Duan Shuang-Gang, Mao Ling, Sun Shuang-Feng, Chen Ru-Di, Taha Abdelkhalek Sara, Wang Man-Qun
Hubei Insect Resources Utilization and Sustainable Pest Management Key Laboratory, College of Plant Science and Technology, Huazhong Agricultural University, Wuhan 430070, PR China; Key Laboratory of Green Prevention and Control on Fruits and Vegetables in South China Ministry of Agriculture and Rural Affairs, Guangdong Provincial Key Laboratory of High Technology for Plant Protection, Institute of Plant Protection, Guangdong Academy of Agricultural Sciences, Guangzhou 510640, PR China.

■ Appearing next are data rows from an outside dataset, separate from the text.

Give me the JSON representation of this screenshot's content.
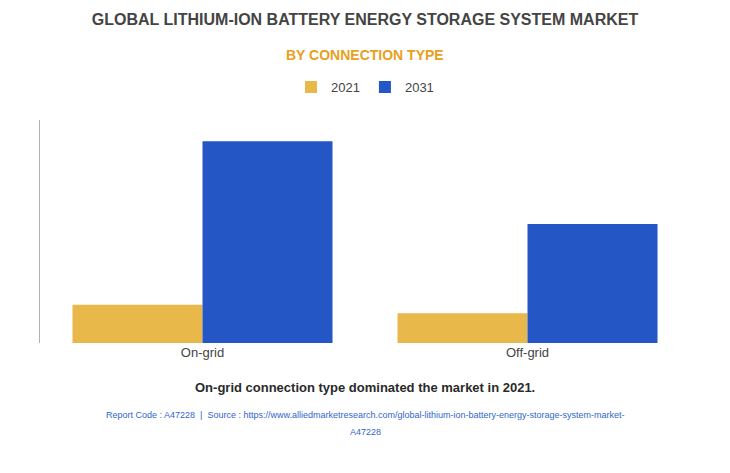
{
  "chart_data": {
    "type": "bar",
    "title": "GLOBAL LITHIUM-ION BATTERY ENERGY STORAGE SYSTEM MARKET",
    "subtitle": "BY CONNECTION TYPE",
    "categories": [
      "On-grid",
      "Off-grid"
    ],
    "series": [
      {
        "name": "2021",
        "color": "#E8B84B",
        "values": [
          0.18,
          0.14
        ]
      },
      {
        "name": "2031",
        "color": "#2457C5",
        "values": [
          0.95,
          0.56
        ]
      }
    ],
    "ylim": [
      0,
      1.05
    ],
    "yticks": [],
    "grid": false,
    "tick_labels": "x",
    "legend": "top",
    "annotations": [
      "On-grid connection type dominated the market in 2021.",
      "Report Code : A47228  |  Source : https://www.alliedmarketresearch.com/global-lithium-ion-battery-energy-storage-system-market-",
      "A47228"
    ]
  }
}
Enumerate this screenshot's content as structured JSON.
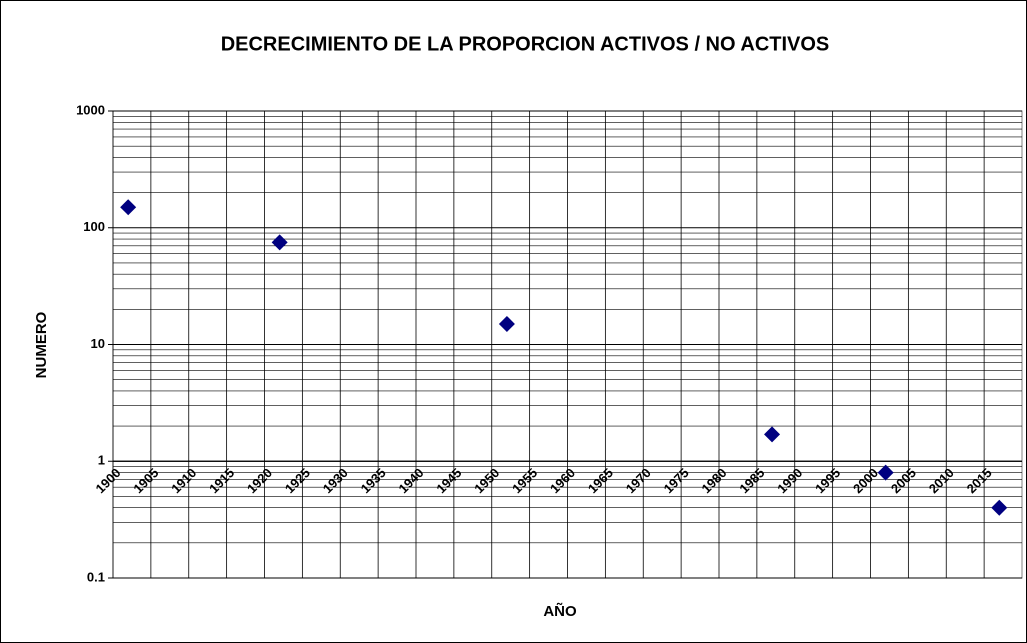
{
  "chart_data": {
    "type": "scatter",
    "title": "DECRECIMIENTO DE LA PROPORCION ACTIVOS / NO ACTIVOS",
    "x_label": "AÑO",
    "y_label": "NUMERO",
    "x": [
      1902,
      1922,
      1952,
      1987,
      2002,
      2017
    ],
    "values": [
      150,
      75,
      15,
      1.7,
      0.8,
      0.4
    ],
    "color": "#000080",
    "xlim": [
      1900,
      2020
    ],
    "xticks": [
      1900,
      1905,
      1910,
      1915,
      1920,
      1925,
      1930,
      1935,
      1940,
      1945,
      1950,
      1955,
      1960,
      1965,
      1970,
      1975,
      1980,
      1985,
      1990,
      1995,
      2000,
      2005,
      2010,
      2015
    ],
    "ylim": [
      0.1,
      1000
    ],
    "yticks": [
      0.1,
      1,
      10,
      100,
      1000
    ],
    "y_log": true,
    "grid": true,
    "minor_grid": true,
    "x_axis_crosses": 1
  }
}
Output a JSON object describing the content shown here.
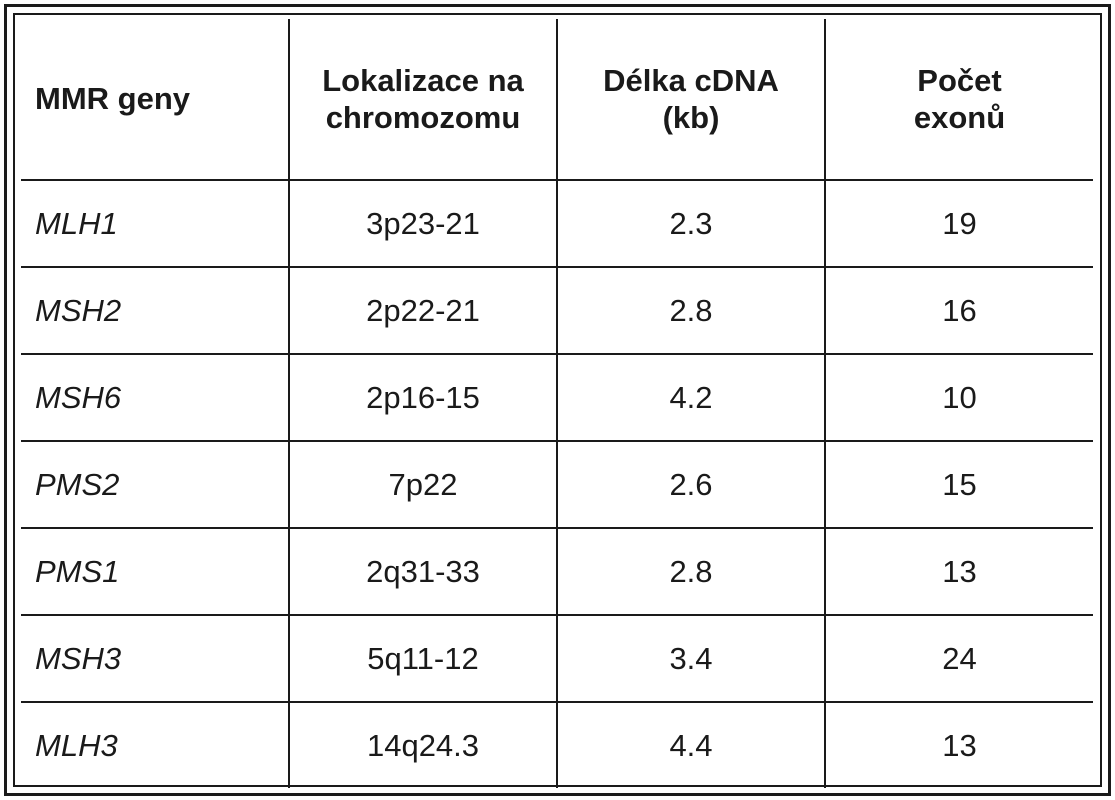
{
  "table": {
    "headers": [
      "MMR geny",
      "Lokalizace na\nchromozomu",
      "Délka cDNA\n(kb)",
      "Počet\nexonů"
    ],
    "rows": [
      [
        "MLH1",
        "3p23-21",
        "2.3",
        "19"
      ],
      [
        "MSH2",
        "2p22-21",
        "2.8",
        "16"
      ],
      [
        "MSH6",
        "2p16-15",
        "4.2",
        "10"
      ],
      [
        "PMS2",
        "7p22",
        "2.6",
        "15"
      ],
      [
        "PMS1",
        "2q31-33",
        "2.8",
        "13"
      ],
      [
        "MSH3",
        "5q11-12",
        "3.4",
        "24"
      ],
      [
        "MLH3",
        "14q24.3",
        "4.4",
        "13"
      ]
    ]
  }
}
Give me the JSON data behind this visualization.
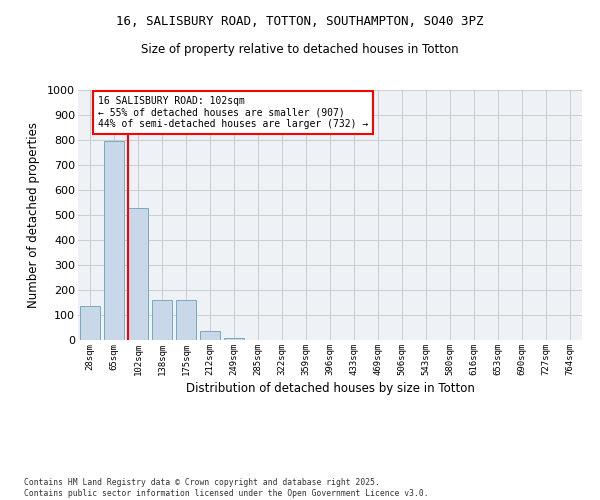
{
  "title_line1": "16, SALISBURY ROAD, TOTTON, SOUTHAMPTON, SO40 3PZ",
  "title_line2": "Size of property relative to detached houses in Totton",
  "xlabel": "Distribution of detached houses by size in Totton",
  "ylabel": "Number of detached properties",
  "categories": [
    "28sqm",
    "65sqm",
    "102sqm",
    "138sqm",
    "175sqm",
    "212sqm",
    "249sqm",
    "285sqm",
    "322sqm",
    "359sqm",
    "396sqm",
    "433sqm",
    "469sqm",
    "506sqm",
    "543sqm",
    "580sqm",
    "616sqm",
    "653sqm",
    "690sqm",
    "727sqm",
    "764sqm"
  ],
  "values": [
    135,
    795,
    530,
    160,
    160,
    35,
    10,
    0,
    0,
    0,
    0,
    0,
    0,
    0,
    0,
    0,
    0,
    0,
    0,
    0,
    0
  ],
  "bar_color": "#c8d8e8",
  "bar_edge_color": "#7aaabf",
  "vline_color": "red",
  "vline_index": 2,
  "annotation_title": "16 SALISBURY ROAD: 102sqm",
  "annotation_line2": "← 55% of detached houses are smaller (907)",
  "annotation_line3": "44% of semi-detached houses are larger (732) →",
  "annotation_box_color": "red",
  "ylim": [
    0,
    1000
  ],
  "yticks": [
    0,
    100,
    200,
    300,
    400,
    500,
    600,
    700,
    800,
    900,
    1000
  ],
  "grid_color": "#cccccc",
  "background_color": "#eef2f7",
  "footer_line1": "Contains HM Land Registry data © Crown copyright and database right 2025.",
  "footer_line2": "Contains public sector information licensed under the Open Government Licence v3.0."
}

Hubei Insect Resources Utilization and Sustainable Pest Management Key Laboratory, College of Plant Science and Technology, Huazhong Agricultural University, Wuhan 430070, PR China.
Int J Biol Macromol. 2025 Feb;290:139007. doi: 10.1016/j.ijbiomac.2024.139007. Epub 2024 Dec 19.
Odorant binding proteins (OBPs) play key roles in the insect olfactory system by assisting the neuronal response to hydrophobic odor molecules, understanding their interaction with ligands will facilitate the virtual screening of behaviorally active compounds in insects. Here, we successfully cloned and confirmed CmedOBP13, an antennae-biased OBP from the rice leaffolder Cnaphalocrocis medinalis, as a secreted protein. Recombinant CmedOBP13 was obtained using the Escherichia coli system, and its binding affinities to 35 volatile compounds emitted by rice plants and three sex pheromone components from female moths were assessed by a competitive binding assay. The results revealed that CmedOBP13 exhibited binding affinity to 23 rice volatiles, while no binding affinity for sex pheromone components. Furthermore, the stability of its conformation was found to be dependent on the pH level. Finally, the interaction between CmedOBP13 and odorants was predicted and confirmed by molecular docking and mutation functional assays, respectively. The combination of multiple hydrophobic residues created an adequate hydrophobic setting for ligands, and three residues (Glu13, Arg34, and Tyr115) might form hydrogen bonds with 15 odorants. Single mutations of Glu13, Arg34, Leu72, and Tyr115 diminished the binding affinities of CmedOBP13 to corresponding odorants, respectively. These findings provided valuable insights into the mode of action of CmedOBP13 interacting with the volatiles of rice plants and will guide the screening of behaviorally active compounds against C. medinalis in future.
气味结合蛋白(OBPs)在昆虫嗅觉系统中发挥着关键作用,通过协助神经元对疏水性气味分子做出反应,了解它们与配体的相互作用将有助于对昆虫行为活性化合物进行虚拟筛选。在此,我们成功克隆并确认了CmedOBP13,这是一种来自稻纵卷叶螟Cnaphalocrocis medinalis的触角偏向性OBP,为一种分泌蛋白。利用大肠杆菌系统获得了重组CmedOBP13,并通过竞争性结合试验评估了其对水稻植株释放的35种挥发性化合物以及雌蛾三种性信息素成分的结合亲和力。结果表明,CmedOBP13对23种水稻挥发物表现出结合亲和力,而对性信息素成分没有结合亲和力。此外,发现其构象稳定性取决于pH值。最后,分别通过分子对接和突变功能试验预测并证实了CmedOBP13与气味剂之间的相互作用。多个疏水残基的组合为配体创造了足够的疏水环境,三个残基(Glu13、Arg34和Tyr115)可能与15种气味剂形成氢键。Glu13、Arg34、Leu72和Tyr115的单点突变分别降低了CmedOBP13对相应气味剂的结合亲和力。这些发现为CmedOBP13与水稻植株挥发物相互作用的作用模式提供了有价值的见解,并将指导未来针对稻纵卷叶螟行为活性化合物的筛选。